In a way to address the issue, Dr. Oh succeeded in developing a dual channel high resolution radar technology used to identify flying objects within one km. The research result has been published on the IEEE Transactions on Aerospace & Electronic System Spectrum on May 26. (doi:10.1109/TAES.2016.140282) "I have improved the resolution three times more than the existing one," Oh said. "In the next three years, I will catch up with the world"s best and overcome it."

AI Key to Detect Drones

What if a flying bird is detected mistakenly as drone? Dr. Moon said, “There exists an obvious difference between the flying drone and a bird. However the issue is how to figure it out and that’s the big challenge.” He continues, “Deep learning and AI technology might be solution to address the issue, but it is almost impossible to collect the every flying pattern of all bird species.”

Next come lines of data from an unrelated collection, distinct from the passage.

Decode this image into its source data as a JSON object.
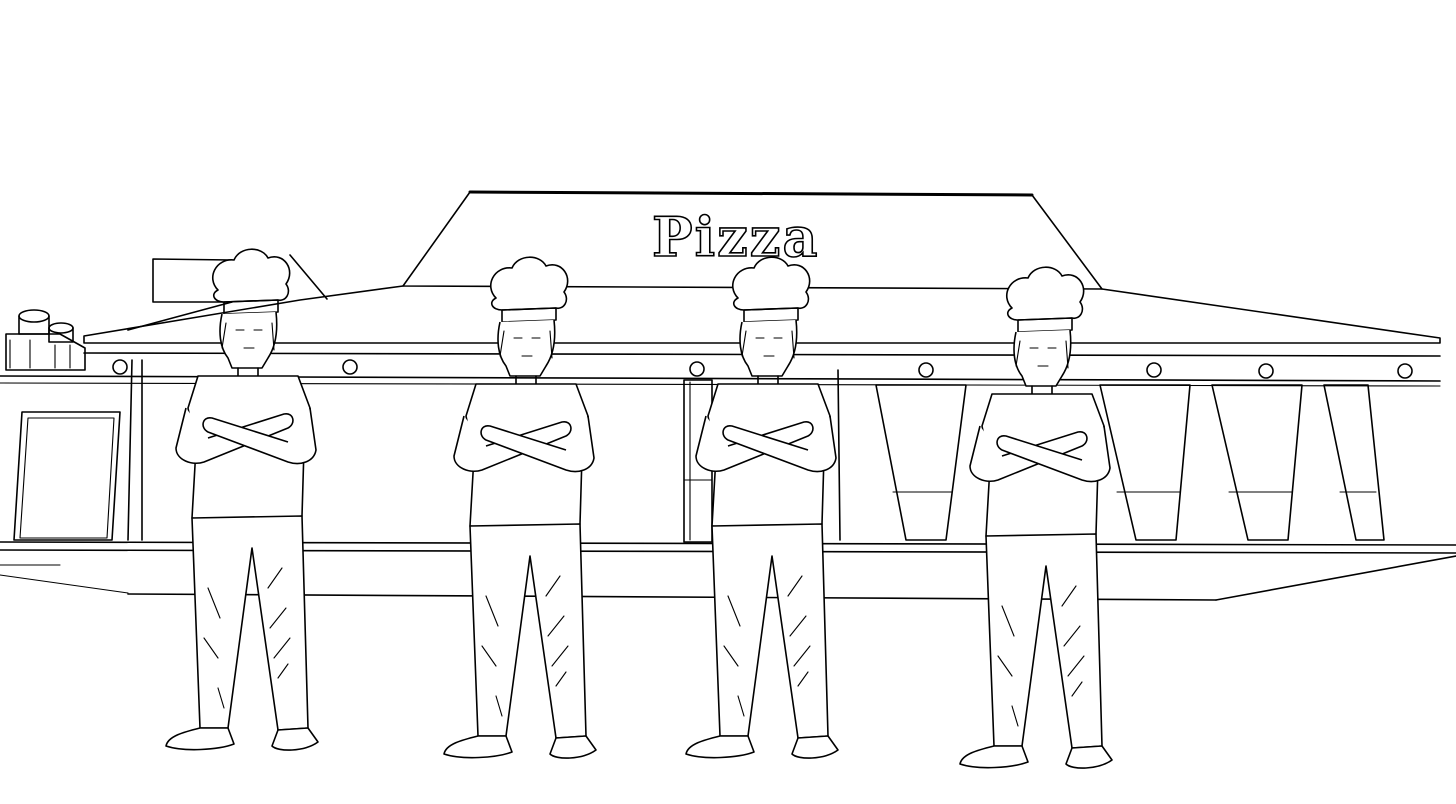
{
  "storefront": {
    "sign_text": "Pizza"
  },
  "colors": {
    "ink": "#000000",
    "background": "#ffffff"
  },
  "figures": {
    "count": 4,
    "description_icon": "chef-figure-icon"
  }
}
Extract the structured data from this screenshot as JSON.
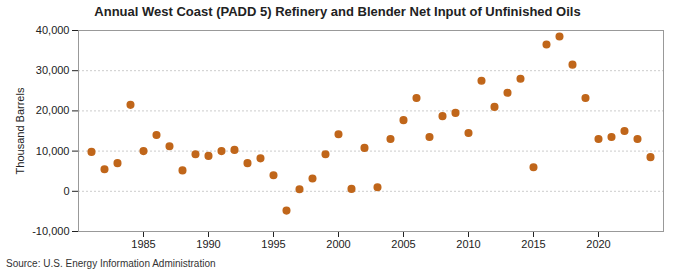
{
  "chart_data": {
    "type": "scatter",
    "title": "Annual West Coast (PADD 5) Refinery and Blender Net Input of Unfinished Oils",
    "y_label": "Thousand Barrels",
    "source": "Source: U.S. Energy Information Administration",
    "x": [
      1981,
      1982,
      1983,
      1984,
      1985,
      1986,
      1987,
      1988,
      1989,
      1990,
      1991,
      1992,
      1993,
      1994,
      1995,
      1996,
      1997,
      1998,
      1999,
      2000,
      2001,
      2002,
      2003,
      2004,
      2005,
      2006,
      2007,
      2008,
      2009,
      2010,
      2011,
      2012,
      2013,
      2014,
      2015,
      2016,
      2017,
      2018,
      2019,
      2020,
      2021,
      2022,
      2023,
      2024
    ],
    "values": [
      9800,
      5500,
      7000,
      21500,
      10000,
      14000,
      11200,
      5200,
      9200,
      8800,
      10000,
      10300,
      7000,
      8200,
      4000,
      -4800,
      500,
      3200,
      9200,
      14200,
      600,
      10800,
      1000,
      13000,
      17700,
      23200,
      13500,
      18700,
      19500,
      14500,
      27500,
      21000,
      24500,
      28000,
      6000,
      36500,
      38500,
      31500,
      23200,
      13000,
      13500,
      15000,
      13000,
      8500
    ],
    "color": "#c0661a",
    "marker": "circle",
    "xlim": [
      1980,
      2025
    ],
    "xticks": [
      1985,
      1990,
      1995,
      2000,
      2005,
      2010,
      2015,
      2020
    ],
    "ylim": [
      -10000,
      40000
    ],
    "yticks": [
      {
        "value": -10000,
        "label": "-10,000"
      },
      0,
      {
        "value": 10000,
        "label": "10,000"
      },
      {
        "value": 20000,
        "label": "20,000"
      },
      {
        "value": 30000,
        "label": "30,000"
      },
      {
        "value": 40000,
        "label": "40,000"
      }
    ],
    "grid": true
  }
}
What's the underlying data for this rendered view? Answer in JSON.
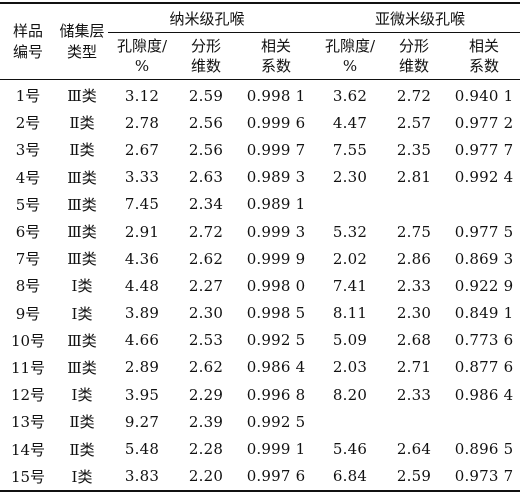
{
  "header": {
    "sample_label": "样品\n编号",
    "type_label": "储集层\n类型",
    "group_nano": "纳米级孔喉",
    "group_submicro": "亚微米级孔喉",
    "sub_cols": [
      "孔隙度/\n%",
      "分形\n维数",
      "相关\n系数",
      "孔隙度/\n%",
      "分形\n维数",
      "相关\n系数"
    ]
  },
  "rows": [
    {
      "sample": "1号",
      "type": "Ⅲ类",
      "nano_por": "3.12",
      "nano_fd": "2.59",
      "nano_cc": "0.998 1",
      "sub_por": "3.62",
      "sub_fd": "2.72",
      "sub_cc": "0.940 1"
    },
    {
      "sample": "2号",
      "type": "Ⅱ类",
      "nano_por": "2.78",
      "nano_fd": "2.56",
      "nano_cc": "0.999 6",
      "sub_por": "4.47",
      "sub_fd": "2.57",
      "sub_cc": "0.977 2"
    },
    {
      "sample": "3号",
      "type": "Ⅱ类",
      "nano_por": "2.67",
      "nano_fd": "2.56",
      "nano_cc": "0.999 7",
      "sub_por": "7.55",
      "sub_fd": "2.35",
      "sub_cc": "0.977 7"
    },
    {
      "sample": "4号",
      "type": "Ⅲ类",
      "nano_por": "3.33",
      "nano_fd": "2.63",
      "nano_cc": "0.989 3",
      "sub_por": "2.30",
      "sub_fd": "2.81",
      "sub_cc": "0.992 4"
    },
    {
      "sample": "5号",
      "type": "Ⅲ类",
      "nano_por": "7.45",
      "nano_fd": "2.34",
      "nano_cc": "0.989 1",
      "sub_por": "",
      "sub_fd": "",
      "sub_cc": ""
    },
    {
      "sample": "6号",
      "type": "Ⅲ类",
      "nano_por": "2.91",
      "nano_fd": "2.72",
      "nano_cc": "0.999 3",
      "sub_por": "5.32",
      "sub_fd": "2.75",
      "sub_cc": "0.977 5"
    },
    {
      "sample": "7号",
      "type": "Ⅲ类",
      "nano_por": "4.36",
      "nano_fd": "2.62",
      "nano_cc": "0.999 9",
      "sub_por": "2.02",
      "sub_fd": "2.86",
      "sub_cc": "0.869 3"
    },
    {
      "sample": "8号",
      "type": "Ⅰ类",
      "nano_por": "4.48",
      "nano_fd": "2.27",
      "nano_cc": "0.998 0",
      "sub_por": "7.41",
      "sub_fd": "2.33",
      "sub_cc": "0.922 9"
    },
    {
      "sample": "9号",
      "type": "Ⅰ类",
      "nano_por": "3.89",
      "nano_fd": "2.30",
      "nano_cc": "0.998 5",
      "sub_por": "8.11",
      "sub_fd": "2.30",
      "sub_cc": "0.849 1"
    },
    {
      "sample": "10号",
      "type": "Ⅲ类",
      "nano_por": "4.66",
      "nano_fd": "2.53",
      "nano_cc": "0.992 5",
      "sub_por": "5.09",
      "sub_fd": "2.68",
      "sub_cc": "0.773 6"
    },
    {
      "sample": "11号",
      "type": "Ⅲ类",
      "nano_por": "2.89",
      "nano_fd": "2.62",
      "nano_cc": "0.986 4",
      "sub_por": "2.03",
      "sub_fd": "2.71",
      "sub_cc": "0.877 6"
    },
    {
      "sample": "12号",
      "type": "Ⅰ类",
      "nano_por": "3.95",
      "nano_fd": "2.29",
      "nano_cc": "0.996 8",
      "sub_por": "8.20",
      "sub_fd": "2.33",
      "sub_cc": "0.986 4"
    },
    {
      "sample": "13号",
      "type": "Ⅱ类",
      "nano_por": "9.27",
      "nano_fd": "2.39",
      "nano_cc": "0.992 5",
      "sub_por": "",
      "sub_fd": "",
      "sub_cc": ""
    },
    {
      "sample": "14号",
      "type": "Ⅱ类",
      "nano_por": "5.48",
      "nano_fd": "2.28",
      "nano_cc": "0.999 1",
      "sub_por": "5.46",
      "sub_fd": "2.64",
      "sub_cc": "0.896 5"
    },
    {
      "sample": "15号",
      "type": "Ⅰ类",
      "nano_por": "3.83",
      "nano_fd": "2.20",
      "nano_cc": "0.997 6",
      "sub_por": "6.84",
      "sub_fd": "2.59",
      "sub_cc": "0.973 7"
    }
  ]
}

So, his team plans to increase the probability for making more accurate detection using deep learning technology.

Dr. Oh also said, "We know we have little experience yet and we have to make more experiments with other living creatures to raise the probability." He added that the team will work with radar technology specialists in the US who have worked for long on the AI. In addition, he will contact the bird trainers directly for further advancing the technology.

The DaVinci Robot Surgical System, which has been introduced in many hospitals recently, is a "cooperative robot" that moves the robot arm precisely according to the direction of human. The system leaves final judgment to human; robots only perform according to the manipulation of the human. A similar technique is applied for controlling drones. Dr. Moon said, "If unauthorized drones appear in the sky, they will act as cooperative drone robots that track down them quickly. We will advance the technology to prevent future risks by incorporating all relevant technologies from detection to disposal."